O meu suicida não acredita na imortalidade da alma, e assim fala desde o início do artigo. A pouco e pouco, pensando que a vida não tem objetivo, arrebatado pelo ódio contra a inércia muda de tudo quanto o rodeia, chega à convicção que a vida humana é absurda. Apresenta-se-lhe tão claramente como a luz do dia que tão somente os homens semelhantes aos animais e que satisfazem a necessidades puramente animais podem consentir viver. Tais indivíduos vivem “para comer, beber e dormir”, como os brutos “para fazer o próprio leito e procriar”. Engolir, roncar e sujar talvez seduza o homem por muito tempo ligando-o à Terra; mas não a mim, homem superior, claro está. Não obstante, são os homens do tipo superior que sempre reinaram sobre a Terra, e nem por isso o que tinha de acontecer se deu de maneira diferente.
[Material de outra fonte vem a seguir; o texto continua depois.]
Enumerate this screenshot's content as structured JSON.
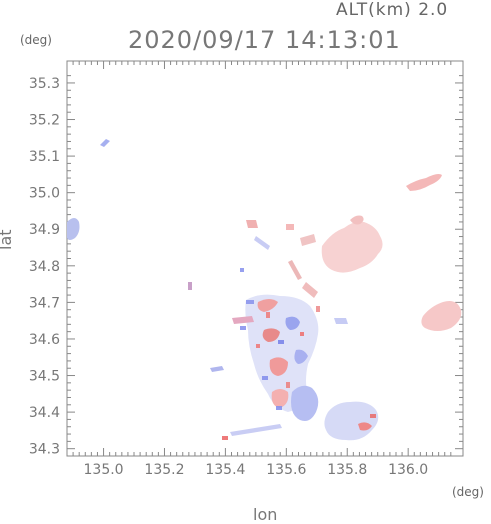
{
  "header": {
    "altitude_label": "ALT(km) 2.0",
    "timestamp": "2020/09/17 14:13:01"
  },
  "axes": {
    "y_unit": "(deg)",
    "x_unit": "(deg)",
    "y_title": "lat",
    "x_title": "lon",
    "x_ticks": [
      "135.0",
      "135.2",
      "135.4",
      "135.6",
      "135.8",
      "136.0"
    ],
    "y_ticks": [
      "35.3",
      "35.2",
      "35.1",
      "35.0",
      "34.9",
      "34.8",
      "34.7",
      "34.6",
      "34.5",
      "34.4",
      "34.3"
    ]
  },
  "map": {
    "lon_range": [
      134.88,
      136.18
    ],
    "lat_range": [
      34.28,
      35.36
    ],
    "colors": {
      "positive": "#f08080",
      "negative": "#8080f0",
      "frame": "#888888"
    }
  }
}
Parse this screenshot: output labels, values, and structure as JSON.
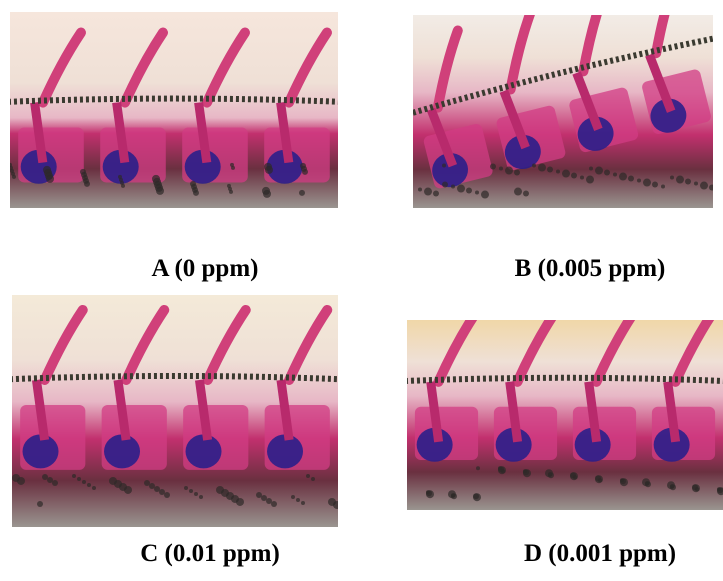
{
  "figure": {
    "panels": [
      {
        "label": "A (0 ppm)"
      },
      {
        "label": "B (0.005 ppm)"
      },
      {
        "label": "C (0.01 ppm)"
      },
      {
        "label": "D (0.001 ppm)"
      }
    ]
  }
}
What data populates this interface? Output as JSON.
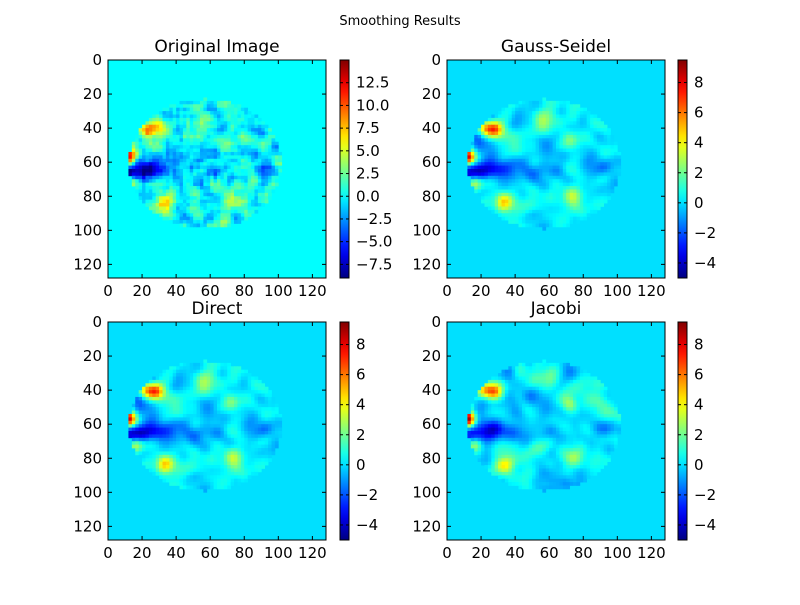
{
  "figure": {
    "title": "Smoothing Results"
  },
  "chart_data": [
    {
      "type": "heatmap",
      "title": "Original Image",
      "colormap": "jet",
      "x_range": [
        0,
        128
      ],
      "y_range": [
        0,
        128
      ],
      "y_inverted": true,
      "x_ticks": [
        "0",
        "20",
        "40",
        "60",
        "80",
        "100",
        "120"
      ],
      "y_ticks": [
        "0",
        "20",
        "40",
        "60",
        "80",
        "100",
        "120"
      ],
      "background_value": 0,
      "colorbar": {
        "min": -9.0,
        "max": 15.0,
        "ticks": [
          -7.5,
          -5.0,
          -2.5,
          0.0,
          2.5,
          5.0,
          7.5,
          10.0,
          12.5
        ],
        "tick_labels": [
          "−7.5",
          "−5.0",
          "−2.5",
          "0.0",
          "2.5",
          "5.0",
          "7.5",
          "10.0",
          "12.5"
        ]
      }
    },
    {
      "type": "heatmap",
      "title": "Gauss-Seidel",
      "colormap": "jet",
      "x_range": [
        0,
        128
      ],
      "y_range": [
        0,
        128
      ],
      "y_inverted": true,
      "x_ticks": [
        "0",
        "20",
        "40",
        "60",
        "80",
        "100",
        "120"
      ],
      "y_ticks": [
        "0",
        "20",
        "40",
        "60",
        "80",
        "100",
        "120"
      ],
      "background_value": 0,
      "colorbar": {
        "min": -5.0,
        "max": 9.5,
        "ticks": [
          -4,
          -2,
          0,
          2,
          4,
          6,
          8
        ],
        "tick_labels": [
          "−4",
          "−2",
          "0",
          "2",
          "4",
          "6",
          "8"
        ]
      }
    },
    {
      "type": "heatmap",
      "title": "Direct",
      "colormap": "jet",
      "x_range": [
        0,
        128
      ],
      "y_range": [
        0,
        128
      ],
      "y_inverted": true,
      "x_ticks": [
        "0",
        "20",
        "40",
        "60",
        "80",
        "100",
        "120"
      ],
      "y_ticks": [
        "0",
        "20",
        "40",
        "60",
        "80",
        "100",
        "120"
      ],
      "background_value": 0,
      "colorbar": {
        "min": -5.0,
        "max": 9.5,
        "ticks": [
          -4,
          -2,
          0,
          2,
          4,
          6,
          8
        ],
        "tick_labels": [
          "−4",
          "−2",
          "0",
          "2",
          "4",
          "6",
          "8"
        ]
      }
    },
    {
      "type": "heatmap",
      "title": "Jacobi",
      "colormap": "jet",
      "x_range": [
        0,
        128
      ],
      "y_range": [
        0,
        128
      ],
      "y_inverted": true,
      "x_ticks": [
        "0",
        "20",
        "40",
        "60",
        "80",
        "100",
        "120"
      ],
      "y_ticks": [
        "0",
        "20",
        "40",
        "60",
        "80",
        "100",
        "120"
      ],
      "background_value": 0,
      "colorbar": {
        "min": -5.0,
        "max": 9.5,
        "ticks": [
          -4,
          -2,
          0,
          2,
          4,
          6,
          8
        ],
        "tick_labels": [
          "−4",
          "−2",
          "0",
          "2",
          "4",
          "6",
          "8"
        ]
      }
    }
  ]
}
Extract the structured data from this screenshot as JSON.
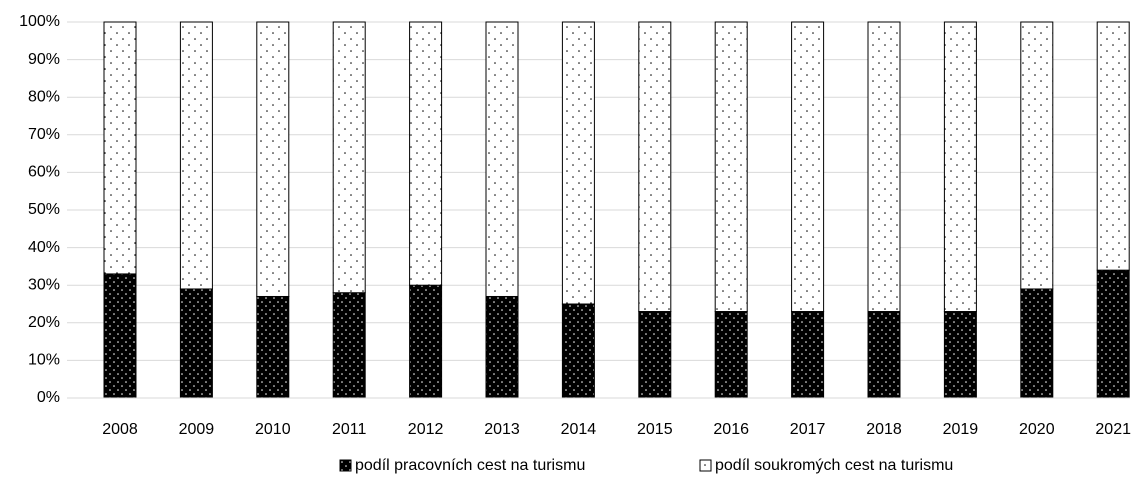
{
  "chart_data": {
    "type": "stacked_bar",
    "categories": [
      "2008",
      "2009",
      "2010",
      "2011",
      "2012",
      "2013",
      "2014",
      "2015",
      "2016",
      "2017",
      "2018",
      "2019",
      "2020",
      "2021"
    ],
    "series": [
      {
        "name": "podíl pracovních cest na turismu",
        "color": "#000000",
        "values": [
          33,
          29,
          27,
          28,
          30,
          27,
          25,
          23,
          23,
          23,
          23,
          23,
          29,
          34
        ]
      },
      {
        "name": "podíl soukromých cest na turismu",
        "color": "#ffffff",
        "values": [
          67,
          71,
          73,
          72,
          70,
          73,
          75,
          77,
          77,
          77,
          77,
          77,
          71,
          66
        ]
      }
    ],
    "ylim": [
      0,
      100
    ],
    "yticks": [
      {
        "value": 0,
        "label": "0%"
      },
      {
        "value": 10,
        "label": "10%"
      },
      {
        "value": 20,
        "label": "20%"
      },
      {
        "value": 30,
        "label": "30%"
      },
      {
        "value": 40,
        "label": "40%"
      },
      {
        "value": 50,
        "label": "50%"
      },
      {
        "value": 60,
        "label": "60%"
      },
      {
        "value": 70,
        "label": "70%"
      },
      {
        "value": 80,
        "label": "80%"
      },
      {
        "value": 90,
        "label": "90%"
      },
      {
        "value": 100,
        "label": "100%"
      }
    ],
    "grid": true,
    "legend": "bottom"
  }
}
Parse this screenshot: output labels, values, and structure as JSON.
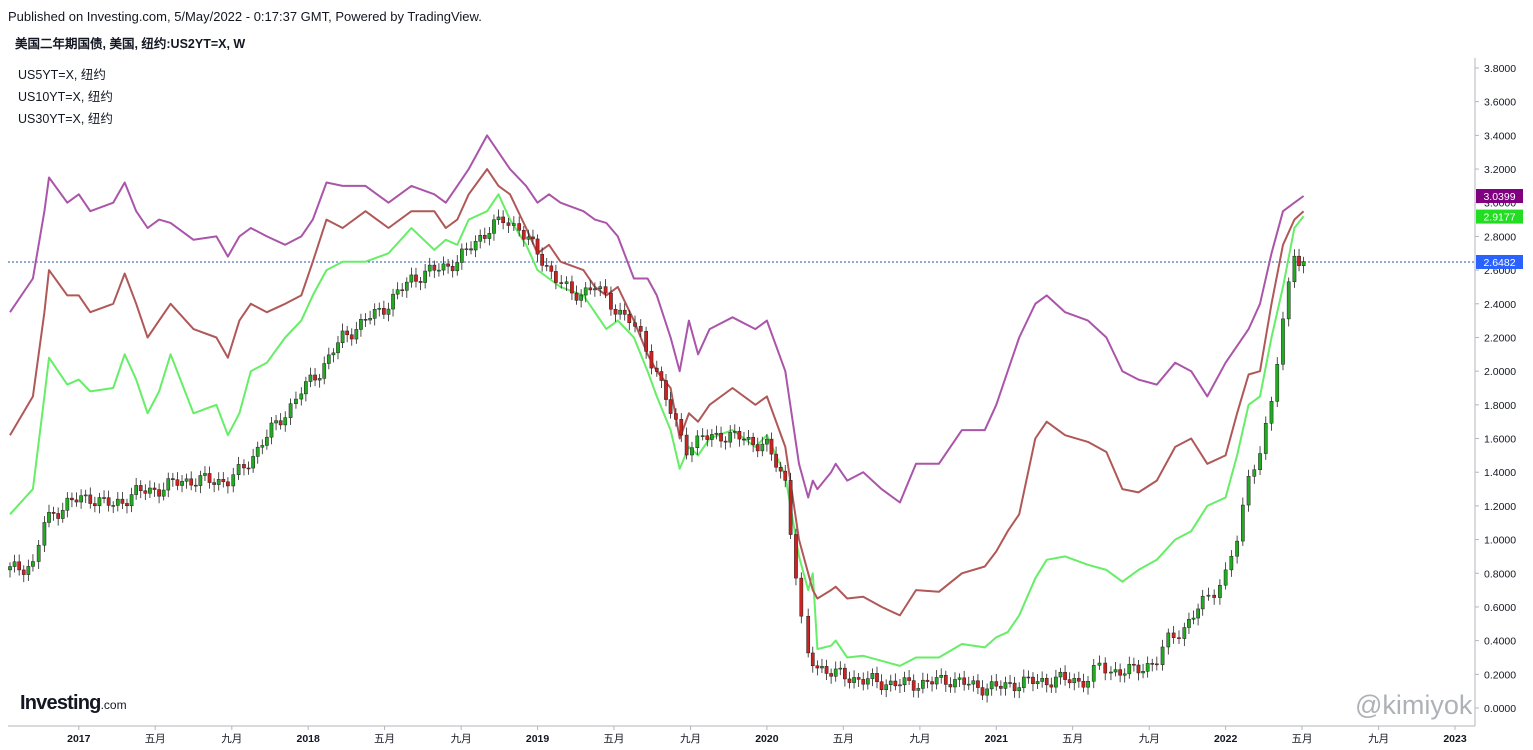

Mas há uma palavra suprema, uma idéia suprema, sem a qual a humanidade não pode viver. Muitas vezes pronuncia-a o pobre, sem influência, até mesmo perseguido. Mas a palavra pronunciada e a idéia que exprime não morrem e mais tarde, apesar da vitória aparente das forças materiais, a idéia vive e frutifica.
Disse N.P. que semelhante confissão em meu Diário constitui anacronismo ridículo, porque estamos atualmente no século das “idéias de ferro”, das idéias positivas; no século da “vida sobretudo”. Por isso, sem dúvida, aumentou tanto o número de suicidas entre as pessoas inteligentes e cultas. Asseguro ao digno N.P. e a todos os seus semelhantes que o ferro das idéias se transforma em algo muito mais brando quando chega a hora. Quanto a mim, uma das minhas maiores preocupações quando penso em nosso futuro é precisamente o progresso da falta de fé. A falta de crença na imortalidade da alma se arraiga cada vez mais ou, para dize-lo melhor, nota-se em nossos dias absoluta indiferença para essa suprema idéia da existência humana: a imortalidade. Tal indiferença converte-se em particularidade da alta sociedade russa. É mais evidente entre nós do que na maior parte dos países europeus. E sem esta idéia suprema da imortalidade da alma não podem existir nem homem nem nação. Todas as grandes idéias restantes derivam dessa.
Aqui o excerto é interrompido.